Сюжет Бабеля (Бар-Селла) - страница 206

Среди беллетристов евреев, пишущих и писавших на русском языке о евреях, г. Юшкевич является новатором. До него беллетристика о евреях носила какой-то этнографический характер. На первый план выдвигались бытовые особенности еврейской среды, цитировать лись»- Б.-С.> или приводились по-русски особенно типические жаргонные словечки, подчеркивались своеобразные традиции и обычаи. Иногда это отдавало неприятным и унизительным привкусом апологии: автор хотел «между строк» «рассеять предубеждения», показать, что, мол, эти бедные еврейчики «тоже люди», и так далее. Но даже остальные произведения, свободные от этого слащавого запаха, были выдержаны в тоне повествований Отелло о безголовых людях и других заморских чудесах. Минутами это напоминало доклад в географическом обществе: посмотрите, люди добрые, какие курьезные люди там живут и какие у них любопытные наряды.

Г. Юшкевич с первых шагов своих показал, что ему чужда эта манера. Он совершенно не интересуется бытовыми черточками и в особенности мало заботится о том, чтобы ознакомить с этими черточками почтеннейшую публику. Он берет еврейскую среду как фон; только предметом его писательского наблюдения служит не этот фон, а отражающиеся на нем обще-человеческие процессы. Он не выбирает характерных словечек, а просто передает по-русски жаргонную речь — несколько, но по-моему не черезчур утрируя. Он трактует еврейскую среду не как этнографический раритет, а как равноценный status, и требует у читателя внимания не к курьезам быта, а к содержанию жизни. И если часто делались попытки объявить г. Юшкевича подражателем г. Горького или как-нибудь иначе найти общие точки между этими двумя писателями, то я сказал бы, что их основное сходство именно в их отношении к быту. В русской литературе о меньшем брате тоже держалась крепкая бытописательская манера, которой отдали дань лучшие представители беллетристического народничества; но на г. Горьком совершенно не отразилось их влияние. Он взял босяцкий мир просто как удобную сцену, чтобы на ней поставить одну картину из «Человеческой комедии». Г. Юшкевич — первый в своей отрасли — сделал то же с еврейской средою. Это — несомненная заслуга.
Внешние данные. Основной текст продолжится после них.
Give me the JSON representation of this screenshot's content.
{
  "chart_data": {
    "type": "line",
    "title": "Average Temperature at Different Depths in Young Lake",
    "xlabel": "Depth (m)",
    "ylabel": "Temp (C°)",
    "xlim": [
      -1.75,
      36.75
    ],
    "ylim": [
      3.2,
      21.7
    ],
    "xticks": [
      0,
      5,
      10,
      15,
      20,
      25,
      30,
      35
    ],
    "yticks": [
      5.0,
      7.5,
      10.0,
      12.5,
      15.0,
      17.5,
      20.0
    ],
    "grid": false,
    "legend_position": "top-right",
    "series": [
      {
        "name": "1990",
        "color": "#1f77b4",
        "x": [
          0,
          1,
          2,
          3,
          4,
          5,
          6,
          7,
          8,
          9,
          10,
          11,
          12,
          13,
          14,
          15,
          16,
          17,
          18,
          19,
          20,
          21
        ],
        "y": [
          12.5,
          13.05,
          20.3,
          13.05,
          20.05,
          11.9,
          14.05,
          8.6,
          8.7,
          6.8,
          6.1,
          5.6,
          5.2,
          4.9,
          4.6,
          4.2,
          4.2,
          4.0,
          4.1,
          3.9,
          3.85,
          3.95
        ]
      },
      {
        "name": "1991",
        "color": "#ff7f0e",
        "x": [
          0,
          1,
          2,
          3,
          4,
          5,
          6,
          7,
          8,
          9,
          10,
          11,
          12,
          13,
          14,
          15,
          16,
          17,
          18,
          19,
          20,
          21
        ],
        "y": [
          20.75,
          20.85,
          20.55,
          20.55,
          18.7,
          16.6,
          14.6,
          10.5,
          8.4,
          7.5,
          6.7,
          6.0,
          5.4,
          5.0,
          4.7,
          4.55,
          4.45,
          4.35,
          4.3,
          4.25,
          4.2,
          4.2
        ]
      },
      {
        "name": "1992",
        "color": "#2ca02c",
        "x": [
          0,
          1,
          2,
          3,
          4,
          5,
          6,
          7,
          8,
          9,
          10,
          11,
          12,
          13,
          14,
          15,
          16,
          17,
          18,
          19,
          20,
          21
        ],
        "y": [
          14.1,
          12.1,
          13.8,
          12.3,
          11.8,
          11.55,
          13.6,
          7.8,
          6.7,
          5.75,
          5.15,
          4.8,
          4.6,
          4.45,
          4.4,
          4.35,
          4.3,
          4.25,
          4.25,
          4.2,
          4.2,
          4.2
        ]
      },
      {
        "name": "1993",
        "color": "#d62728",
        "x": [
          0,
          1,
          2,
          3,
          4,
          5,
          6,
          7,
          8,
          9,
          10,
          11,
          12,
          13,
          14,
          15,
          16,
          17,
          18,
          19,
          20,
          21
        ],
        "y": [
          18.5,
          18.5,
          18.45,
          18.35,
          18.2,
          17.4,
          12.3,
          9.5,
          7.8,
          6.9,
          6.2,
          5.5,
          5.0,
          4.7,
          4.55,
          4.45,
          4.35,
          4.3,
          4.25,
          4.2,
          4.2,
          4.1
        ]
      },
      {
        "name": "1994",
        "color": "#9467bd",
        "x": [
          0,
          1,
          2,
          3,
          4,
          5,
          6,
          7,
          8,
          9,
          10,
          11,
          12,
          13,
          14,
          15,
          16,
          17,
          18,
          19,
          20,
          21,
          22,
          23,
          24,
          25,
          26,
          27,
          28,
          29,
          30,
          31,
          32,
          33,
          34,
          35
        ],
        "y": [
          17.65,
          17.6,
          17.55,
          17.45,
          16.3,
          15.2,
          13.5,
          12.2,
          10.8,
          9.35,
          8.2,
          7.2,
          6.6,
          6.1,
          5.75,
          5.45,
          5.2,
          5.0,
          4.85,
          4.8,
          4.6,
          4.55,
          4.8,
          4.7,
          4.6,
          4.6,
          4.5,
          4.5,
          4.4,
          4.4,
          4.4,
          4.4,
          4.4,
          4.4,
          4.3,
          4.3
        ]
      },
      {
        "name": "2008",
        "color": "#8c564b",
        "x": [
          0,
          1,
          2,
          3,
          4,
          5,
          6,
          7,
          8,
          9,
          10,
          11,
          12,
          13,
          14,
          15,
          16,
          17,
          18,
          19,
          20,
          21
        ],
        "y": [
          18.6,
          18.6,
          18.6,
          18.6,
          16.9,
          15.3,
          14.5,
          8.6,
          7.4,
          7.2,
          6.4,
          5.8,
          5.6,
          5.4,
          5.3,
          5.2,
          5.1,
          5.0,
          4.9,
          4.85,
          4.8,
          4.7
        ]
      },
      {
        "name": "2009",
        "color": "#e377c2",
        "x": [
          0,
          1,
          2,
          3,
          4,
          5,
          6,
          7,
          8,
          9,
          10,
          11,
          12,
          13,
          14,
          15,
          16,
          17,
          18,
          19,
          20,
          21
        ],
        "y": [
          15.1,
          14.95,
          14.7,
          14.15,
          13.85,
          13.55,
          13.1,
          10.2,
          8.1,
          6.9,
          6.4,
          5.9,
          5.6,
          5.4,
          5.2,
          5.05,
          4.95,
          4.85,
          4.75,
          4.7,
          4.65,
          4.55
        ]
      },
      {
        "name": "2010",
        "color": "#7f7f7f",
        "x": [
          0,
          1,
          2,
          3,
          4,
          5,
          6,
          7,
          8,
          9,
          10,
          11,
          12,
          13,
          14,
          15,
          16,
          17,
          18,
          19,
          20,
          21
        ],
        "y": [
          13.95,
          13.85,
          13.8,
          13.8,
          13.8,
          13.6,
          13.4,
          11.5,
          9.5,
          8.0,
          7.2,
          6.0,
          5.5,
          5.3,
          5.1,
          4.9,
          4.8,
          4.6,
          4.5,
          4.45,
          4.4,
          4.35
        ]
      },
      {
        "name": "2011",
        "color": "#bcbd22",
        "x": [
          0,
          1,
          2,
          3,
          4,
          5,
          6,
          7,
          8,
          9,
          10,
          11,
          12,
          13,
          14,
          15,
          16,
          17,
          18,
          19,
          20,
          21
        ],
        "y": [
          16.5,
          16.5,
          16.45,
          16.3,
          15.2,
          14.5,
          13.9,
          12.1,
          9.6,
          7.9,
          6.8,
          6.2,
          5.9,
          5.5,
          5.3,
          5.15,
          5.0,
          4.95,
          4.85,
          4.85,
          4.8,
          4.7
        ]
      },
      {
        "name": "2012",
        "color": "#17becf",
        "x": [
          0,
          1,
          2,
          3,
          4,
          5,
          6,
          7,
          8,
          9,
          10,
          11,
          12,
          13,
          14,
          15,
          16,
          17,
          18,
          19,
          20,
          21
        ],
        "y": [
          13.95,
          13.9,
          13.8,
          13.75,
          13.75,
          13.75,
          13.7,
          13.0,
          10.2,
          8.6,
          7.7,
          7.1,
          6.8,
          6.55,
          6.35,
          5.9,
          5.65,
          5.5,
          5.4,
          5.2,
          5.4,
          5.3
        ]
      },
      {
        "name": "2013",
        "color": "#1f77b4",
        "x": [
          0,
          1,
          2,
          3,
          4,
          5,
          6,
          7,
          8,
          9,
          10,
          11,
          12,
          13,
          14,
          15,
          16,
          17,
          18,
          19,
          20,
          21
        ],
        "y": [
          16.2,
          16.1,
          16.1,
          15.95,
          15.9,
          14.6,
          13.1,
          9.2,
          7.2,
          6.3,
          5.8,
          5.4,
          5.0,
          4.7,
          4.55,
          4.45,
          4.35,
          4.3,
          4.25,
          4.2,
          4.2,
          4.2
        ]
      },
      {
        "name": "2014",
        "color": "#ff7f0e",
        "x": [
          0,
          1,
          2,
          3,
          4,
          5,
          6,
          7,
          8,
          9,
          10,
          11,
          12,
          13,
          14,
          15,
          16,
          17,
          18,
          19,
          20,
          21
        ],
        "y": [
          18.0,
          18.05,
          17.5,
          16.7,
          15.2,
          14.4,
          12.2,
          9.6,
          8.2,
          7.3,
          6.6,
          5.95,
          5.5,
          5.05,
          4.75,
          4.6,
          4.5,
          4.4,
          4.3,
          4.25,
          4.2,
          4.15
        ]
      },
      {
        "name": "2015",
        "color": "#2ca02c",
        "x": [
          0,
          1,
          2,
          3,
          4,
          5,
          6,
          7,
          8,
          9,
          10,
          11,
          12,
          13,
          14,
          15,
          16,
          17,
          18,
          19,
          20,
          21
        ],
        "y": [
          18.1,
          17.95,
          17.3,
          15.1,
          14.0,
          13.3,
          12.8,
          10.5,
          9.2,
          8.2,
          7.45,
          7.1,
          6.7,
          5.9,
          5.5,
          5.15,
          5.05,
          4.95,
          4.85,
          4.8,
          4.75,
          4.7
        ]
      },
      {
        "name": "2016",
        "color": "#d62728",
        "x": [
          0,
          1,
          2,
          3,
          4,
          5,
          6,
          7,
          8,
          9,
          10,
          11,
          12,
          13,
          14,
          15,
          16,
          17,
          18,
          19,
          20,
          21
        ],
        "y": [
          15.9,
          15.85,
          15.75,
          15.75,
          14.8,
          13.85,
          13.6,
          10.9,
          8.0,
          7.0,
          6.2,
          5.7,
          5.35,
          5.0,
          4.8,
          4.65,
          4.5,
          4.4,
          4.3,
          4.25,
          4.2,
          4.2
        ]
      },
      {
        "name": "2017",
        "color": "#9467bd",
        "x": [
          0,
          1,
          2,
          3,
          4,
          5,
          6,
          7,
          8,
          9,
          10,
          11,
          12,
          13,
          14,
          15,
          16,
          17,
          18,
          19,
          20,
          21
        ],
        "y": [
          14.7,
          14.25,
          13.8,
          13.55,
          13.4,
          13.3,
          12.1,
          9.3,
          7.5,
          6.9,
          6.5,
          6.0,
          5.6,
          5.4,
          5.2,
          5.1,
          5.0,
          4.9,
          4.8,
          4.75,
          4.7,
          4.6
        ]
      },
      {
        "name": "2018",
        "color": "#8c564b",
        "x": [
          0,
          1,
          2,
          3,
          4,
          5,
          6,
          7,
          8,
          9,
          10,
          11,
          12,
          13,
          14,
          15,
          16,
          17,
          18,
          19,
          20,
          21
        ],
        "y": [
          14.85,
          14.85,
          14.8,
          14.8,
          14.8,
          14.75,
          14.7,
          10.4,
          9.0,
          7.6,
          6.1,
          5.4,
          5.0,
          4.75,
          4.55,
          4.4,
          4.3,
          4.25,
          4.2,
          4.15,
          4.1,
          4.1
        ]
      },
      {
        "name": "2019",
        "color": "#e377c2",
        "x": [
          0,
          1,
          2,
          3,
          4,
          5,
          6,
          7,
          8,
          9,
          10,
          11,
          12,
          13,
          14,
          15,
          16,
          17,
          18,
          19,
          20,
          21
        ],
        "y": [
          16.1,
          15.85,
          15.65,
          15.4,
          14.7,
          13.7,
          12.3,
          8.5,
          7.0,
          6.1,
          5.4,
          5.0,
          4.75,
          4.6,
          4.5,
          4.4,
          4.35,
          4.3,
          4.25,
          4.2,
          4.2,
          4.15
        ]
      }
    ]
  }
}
Перейти от изображения внешности к изучению нутра, сделать из объекта читательского любопытства (или — что то же — любознательности) объект серьезного интереса — это бесспорно значит поднять свою отрасль одною важной ступенью выше.

Но параллель с Горьким ведет еще дальше, и надо ее довести до конца. Горький не был только бытописателем босяков: он вообще рассказывает о босяках неправду, и теперь ни один толковый человек на этот счет не заблуждается. Миссией Горького было нарисовать перед обществом увлекательную картину того, что обществу главным образом недоставало для данного исторического момента: картину волевого активного начала в жизни, картину импульса в противовес рефлексии. Нарисовать эту картину мог только рассказчик небылиц, только сказочник, ибо нигде в царстве действительности таких людей импульса не было, и в босяцком мире меньше всего. И Горький выбрал босяцкую среду просто в качестве традиционного сказочного царства «за тридевять земель», о котором можно рассказывать небылицы, потому что публика его не знает. Горький так и сделал, и так было нужно, и как бы мы ни вольничали теперь, критикуя в пух и прах его новые писания, социальная роль его «небылиц» принадлежит истории и будет ею оценена в высокую меру. Но у Юшкевича, насколько могу судить, аналогичной миссии нет и история обоих коллективов, к которым его можно причислить — российского и еврейского — не возложила на его плечи, кажется, никаких особенных задач. И поэтому с особенною тревогой «ставится вопрос»: а идет ли сходство с Горьким так далеко, что и г. Юшкевич рассказывает небылицы? Не могло ли бы оказаться при тщательной проверке, что г. Юшкевич не только еврейского быта не отражает, но не отражает по-настоящему и внутреннего содержания той жизни, о которой пишет?